Six people living in isolation for a year in a Martian landscape on a Hawaiian mountain, a real NASA mission, recorded for your aural enjoyment. This podcast was much hyped, but it is worth a listen. It’s like The Real World but for space camp nerds. And the editing is as impressive as reality TV — with only seven episodes for 365 days on “Mars”.
I was so excited when the second season of this show came out a couple weeks ago. The first season was only seven episodes and since I’ve been impatiently awaiting a new batch. With NPR’s carefully constructed reporting, Rough Translation looks at international stories to give a new perspective on issues in the US. Two particularly fascinating episodes: “American Surrogate” (about an American woman carrying a Chinese couple’s child) and “Brazil In Black And White” (a look at how race — and diversity quotas — are constructed in Brazil).
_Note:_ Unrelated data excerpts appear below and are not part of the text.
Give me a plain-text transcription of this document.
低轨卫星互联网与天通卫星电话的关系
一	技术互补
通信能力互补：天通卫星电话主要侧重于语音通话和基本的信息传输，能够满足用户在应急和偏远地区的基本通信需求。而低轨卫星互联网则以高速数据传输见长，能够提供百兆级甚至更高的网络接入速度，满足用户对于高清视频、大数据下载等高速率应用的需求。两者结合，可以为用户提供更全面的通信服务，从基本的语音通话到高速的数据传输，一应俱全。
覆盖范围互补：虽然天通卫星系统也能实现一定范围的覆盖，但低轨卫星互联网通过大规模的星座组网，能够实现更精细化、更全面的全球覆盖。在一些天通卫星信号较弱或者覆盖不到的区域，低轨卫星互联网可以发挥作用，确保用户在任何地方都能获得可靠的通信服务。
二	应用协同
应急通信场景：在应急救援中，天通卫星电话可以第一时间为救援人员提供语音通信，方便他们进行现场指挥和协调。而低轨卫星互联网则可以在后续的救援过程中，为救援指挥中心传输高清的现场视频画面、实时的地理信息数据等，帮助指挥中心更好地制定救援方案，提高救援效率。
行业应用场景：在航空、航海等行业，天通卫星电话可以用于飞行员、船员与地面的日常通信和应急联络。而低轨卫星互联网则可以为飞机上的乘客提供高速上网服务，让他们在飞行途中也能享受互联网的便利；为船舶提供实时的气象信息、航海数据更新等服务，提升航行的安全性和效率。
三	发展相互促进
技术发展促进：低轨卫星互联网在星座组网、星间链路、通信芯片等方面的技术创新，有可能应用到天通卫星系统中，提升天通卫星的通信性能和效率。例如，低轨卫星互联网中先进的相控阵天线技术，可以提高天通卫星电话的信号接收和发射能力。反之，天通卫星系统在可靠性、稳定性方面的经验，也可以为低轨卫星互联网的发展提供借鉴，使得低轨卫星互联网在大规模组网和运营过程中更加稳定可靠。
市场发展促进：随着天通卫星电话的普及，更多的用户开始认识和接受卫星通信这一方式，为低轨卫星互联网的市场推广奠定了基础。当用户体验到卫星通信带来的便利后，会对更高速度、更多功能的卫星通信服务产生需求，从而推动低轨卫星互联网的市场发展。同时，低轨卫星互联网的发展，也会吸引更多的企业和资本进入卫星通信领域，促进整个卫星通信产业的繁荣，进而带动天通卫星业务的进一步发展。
This is a funny, sweet, sometimes painful but always insightful audio diary of a mom and her transgender daughter. It’s a lovely family narrative and grounds and personalises a highly politicised topic. There was a big break between seasons one and two but they’re updating again and I’m so glad they are!
This isn’t your typical true crime podcast. In the Dark begins as an investigation of one crime as a jumping off point to examine much larger systemic injustices. The first season looks at the 1989 disappearance of 11-year old Jacob Wetterling in Minnesota. It spins out to the fraught nature of sex offenders registries and the evidence that a shocking majority of crimes in the US go completely unsolved. The second season of In the Dark came out this year and it is quite good, but I didn’t find it as “bingeable” as season one.
This is a bonus recommendation for French speakers, or rather French listeners. Entre has very short episodes (around seven minutes) and consists of an 11-year old girl talking about her life: friends, crushes, religion, parents. It’s intriguing and transporting. You’ll love it for the same reasons you loved Pixar’s “Inside Out” — it’s an honest depiction of the space between childhood and adolescence. This is the first production of podcasting studio Louie Media, and I’m so excited to hear what they’ll come up with next.